Seguir roteiros turísticos é um grande risco à alienação. Sempre quando posso, pergunto a um habitante local onde gostam de comer, com o que se divertem, qual é o prato preferido e quais são as percepções políticas e econômicas deles. Quando estive em Cancún, moradores me indicaram o centro velho da cidade para me divertir bem longe dos copos de marguerita enfeitados. Segundo ele, a melhor casa de salsa era o Mambo Café.
Luzes piscantes em azul e vermelho. Uma pista de dança no alto, como se fosse um palco. Mesas ao redor. Casais, amigas em despedida de solteira e amantes de salsa. Todos se aconchegavam entre uma marguerita e uma dose de tequila até a música começar. O ritmo contagiante invadiu o Mambo Café com os primeiros acordes dos músicos afinados. Enquanto isso, as doses da aguardente de agave me davam coragem para “bailar”.
Respirei fundo, tomei coragem e subi ao palco naquele gingado de quem nem samba tanto assim. Lembrei-me das aulas de um venezuelano que conheci em São Paulo, em uma casa de salsa da moda nos anos 2000. Entre um passo e outro ele dizia: “menina, os ombros têm de ser firmes na salsa. Mexer o corpo todo é samba.” Mesmo fiscalizando os meus ombros animados, diverti-me como nunca entre mexicanos, venezuelanos e colombianos.
No dia seguinte, peguei um voo para a Cidade do México. Faminta, de ressaca e sem a mala – extraviada para São Paulo -, cheguei ao hotel no bairro Zona Rosa totalmente transtornada. Passava da meia-noite. Nenhum restaurante ou bar estava aberto e a única informação que eu tinha após brigar horas com a companhia aérea era a de que a capital mexicana é perigosa.
Com o maior mau humor do mundo, conheci José (leia em espanhol, por favor), o taxista do aeroporto. Ele passou os 30 minutos da corrida me convencendo de que aquele bairro era o único seguro da cidade, por concentrar os consulados. Deu a dica de descer a rua até encontrar uma tenda de quesadillas, uma das melhores da cidade, segundo ele.

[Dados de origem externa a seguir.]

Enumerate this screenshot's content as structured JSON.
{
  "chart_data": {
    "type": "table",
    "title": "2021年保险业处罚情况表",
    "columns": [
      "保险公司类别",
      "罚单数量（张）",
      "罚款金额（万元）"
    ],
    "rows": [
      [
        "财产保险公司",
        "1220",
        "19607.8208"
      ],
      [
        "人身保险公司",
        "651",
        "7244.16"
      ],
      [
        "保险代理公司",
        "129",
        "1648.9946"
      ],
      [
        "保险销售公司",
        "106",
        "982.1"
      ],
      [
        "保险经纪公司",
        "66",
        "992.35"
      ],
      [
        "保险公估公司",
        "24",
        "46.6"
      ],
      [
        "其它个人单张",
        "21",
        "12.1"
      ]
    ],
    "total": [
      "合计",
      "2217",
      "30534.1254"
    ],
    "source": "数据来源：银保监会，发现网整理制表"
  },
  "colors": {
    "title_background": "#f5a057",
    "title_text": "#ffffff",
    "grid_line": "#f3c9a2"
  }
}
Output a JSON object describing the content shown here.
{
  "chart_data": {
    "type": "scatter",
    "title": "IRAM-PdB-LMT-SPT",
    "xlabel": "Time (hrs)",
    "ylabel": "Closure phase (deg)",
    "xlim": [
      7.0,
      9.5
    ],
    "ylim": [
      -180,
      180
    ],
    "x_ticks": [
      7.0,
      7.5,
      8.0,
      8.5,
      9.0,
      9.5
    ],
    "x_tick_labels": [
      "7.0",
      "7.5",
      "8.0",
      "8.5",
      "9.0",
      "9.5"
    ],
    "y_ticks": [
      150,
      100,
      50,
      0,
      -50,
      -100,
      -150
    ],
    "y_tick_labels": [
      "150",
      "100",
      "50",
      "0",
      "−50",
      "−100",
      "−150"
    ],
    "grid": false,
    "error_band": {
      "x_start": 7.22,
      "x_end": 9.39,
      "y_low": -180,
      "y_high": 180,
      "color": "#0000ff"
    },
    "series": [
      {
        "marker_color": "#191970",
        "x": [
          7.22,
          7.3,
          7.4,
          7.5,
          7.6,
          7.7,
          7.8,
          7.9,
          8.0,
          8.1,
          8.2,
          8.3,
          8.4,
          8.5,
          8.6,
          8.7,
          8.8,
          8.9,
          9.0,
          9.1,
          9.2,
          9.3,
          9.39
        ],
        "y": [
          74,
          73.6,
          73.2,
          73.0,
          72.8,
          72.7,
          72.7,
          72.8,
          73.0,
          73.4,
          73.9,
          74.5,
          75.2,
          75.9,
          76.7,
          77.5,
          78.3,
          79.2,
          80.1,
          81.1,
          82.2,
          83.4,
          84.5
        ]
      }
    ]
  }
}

Acreditei. Sozinha, na noite mexicana, desci a tal da rua. Passei por bêbados, moleques suspeitos, mais bêbados, até que achei uma casinha bem feia e detonada, de paredes cinzas, iluminadas por uma luz amarela, com uma portinha pequena escancarada. Na calçada, mesas de metal vermelhas convidavam quem passava a se sentar naquela noite quente.
Uma senhora atendia e fazia as quesadillas, auxiliada por uma outra mulher. Elas riam, falavam alto, brincavam com os conhecidos. A comidinha de rua virou uma das experiências gastronômicas mais interessantes que já vivi. Tinham várias opções de sabores, mas comi as clássicas, de queijo e de carne com queijo. Refrigerante, era de garrafinha. Para fechar a noite, molho de pimenta bem do jeito que mexicano gosta.
Na primeira mordida, o humor mudou. Eu estava no paraíso. Voltei a sorrir e a esquecer de que, na volta ao hotel, teria de lavar minha roupa na pia e secar com secador. Ao menos, a companhia aérea forneceu um trocado para comprar escova de dente, pasta e desodorante.
E foi com a roupa amassada e um pouco úmida que cheguei antes do amanhecer- naquela mesma madrugada – às pirâmides do Sol e da Lua, um complexo asteca na região da Cidade do México. Outra dica de Jose, que me aguardava em frente ao hotel. Segundo ele, a magia do sol nascendo e da lua sendo gentilmente ocultada no céu pela claridade do dia fazia você entender o poder dos povos pré-colombianos e mergulhar de certa forma na magia espiritual deles. Mais uma vez, Jose estava certíssimo!